En effet, les mots grossiers (imbéciles, salopards, diables etc.) tombés des lèvres du Président de l’Assemblée nationale, deuxième personnage de l’Etat,  ont résonné comme une musclée oraison funèbre pour l’Alliance des Forces du Progrès – une formation politique assez respectable sur l’échiquier –  fiévreusement déchiquetée et transformée par ses cadres et ses jeunes, en un Amas de Fragments et de Particules : autre AFP. C’est le crépuscule du senghoriste (pur jus) le plus en vue, non encore retiré de la scène politique ; et toujours actif dans les hautes sphères de la gouvernance de l’Etat ou des Assemblées. Son ainé Mbaye Jacques Diop n’étant ni ministre ni député.

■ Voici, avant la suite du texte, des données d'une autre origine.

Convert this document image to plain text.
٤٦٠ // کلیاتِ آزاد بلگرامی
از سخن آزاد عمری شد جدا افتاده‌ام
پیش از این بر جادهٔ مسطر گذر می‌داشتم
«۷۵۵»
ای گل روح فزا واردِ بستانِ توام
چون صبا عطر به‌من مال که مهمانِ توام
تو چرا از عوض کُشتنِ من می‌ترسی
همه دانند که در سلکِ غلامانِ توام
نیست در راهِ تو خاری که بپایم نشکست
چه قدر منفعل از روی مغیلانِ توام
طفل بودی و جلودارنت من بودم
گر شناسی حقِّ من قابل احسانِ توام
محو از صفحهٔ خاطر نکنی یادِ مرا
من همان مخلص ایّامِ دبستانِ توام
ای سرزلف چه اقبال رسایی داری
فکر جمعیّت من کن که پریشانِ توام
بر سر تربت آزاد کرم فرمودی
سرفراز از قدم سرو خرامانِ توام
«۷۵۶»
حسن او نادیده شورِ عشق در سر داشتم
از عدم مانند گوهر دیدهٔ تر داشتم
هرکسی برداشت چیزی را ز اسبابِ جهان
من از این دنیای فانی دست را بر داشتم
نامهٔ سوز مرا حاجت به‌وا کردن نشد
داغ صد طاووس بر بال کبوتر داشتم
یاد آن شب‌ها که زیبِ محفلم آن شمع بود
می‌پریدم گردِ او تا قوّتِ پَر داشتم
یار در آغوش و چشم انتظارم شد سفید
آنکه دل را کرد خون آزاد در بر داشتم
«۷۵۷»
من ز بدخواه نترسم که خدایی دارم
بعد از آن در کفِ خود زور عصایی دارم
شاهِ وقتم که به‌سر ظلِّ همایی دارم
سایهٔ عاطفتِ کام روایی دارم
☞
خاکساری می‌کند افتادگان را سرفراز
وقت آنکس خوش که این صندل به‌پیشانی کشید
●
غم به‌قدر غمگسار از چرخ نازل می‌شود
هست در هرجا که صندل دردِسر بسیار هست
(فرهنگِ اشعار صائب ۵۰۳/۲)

La sortie de l’Histoire a toujours été le casse-tête des monstres sacrés : Napoléon a atterri – malgré le Code civil, la Préfectorale, l’Université et Saint-Cyr offerts à la France– à Sainte-Hélène ; Charles De Gaulle a été désavoué, en avril 1969, par le peuple qu’il a libéré ; et Moustapha Niasse vient d’être psychologiquement terrassé, à Terrou-bi, par des progressistes (ses fils politiques) qu’il a enrôlés, financés, aiguillonnés et positionnés. Ainsi va la politique qui est souvent le cercueil de la fidélité et le cimetière des amitiés.  Il ne s’agit pas d’un coup d’Etat, comme le caractérise, Me Babou (grand connaisseur des arcanes et des dédales de l’AFP) mais d’un chef d’œuvre de déracinement politique et de déstabilisation morale savamment fignolée et exécutée par les deux Malick : Gackou et Guèye. Un parfait et perfide « dessouckage » (le mot est emprunté au créole haïtien) du baobab Moustapha Niasse.

Le coup a été si rude que le dinosaure Moustapha Niasse (près d’un demi-siècle de vie politique intense) a rageusement et publiquement perdu son contrôle. Une bordée d’injures qui a hébété et inquiété le pays. Et, vachement peiné le corps diplomatique. Comment celui qui fut quasiment en osmose avec son patron Léopold Sédar Senghor (homme d’Etat cultivé, courtois et raffiné) a pu tenir ce discours digne du soudard Bokassa ou du rustaud Idy Amine Dada ? Le paradoxe et la preuve sont ainsi  établis qu’il n’a pas beaucoup emprunté au Président Senghor. Plus accablant encore, Moustapha Niasse confirme, par sa propension à la violence verbale et à la fougue gestuelle, certains passages contenus dans le livre-mémoires de l’ex-Président Abdou Diouf.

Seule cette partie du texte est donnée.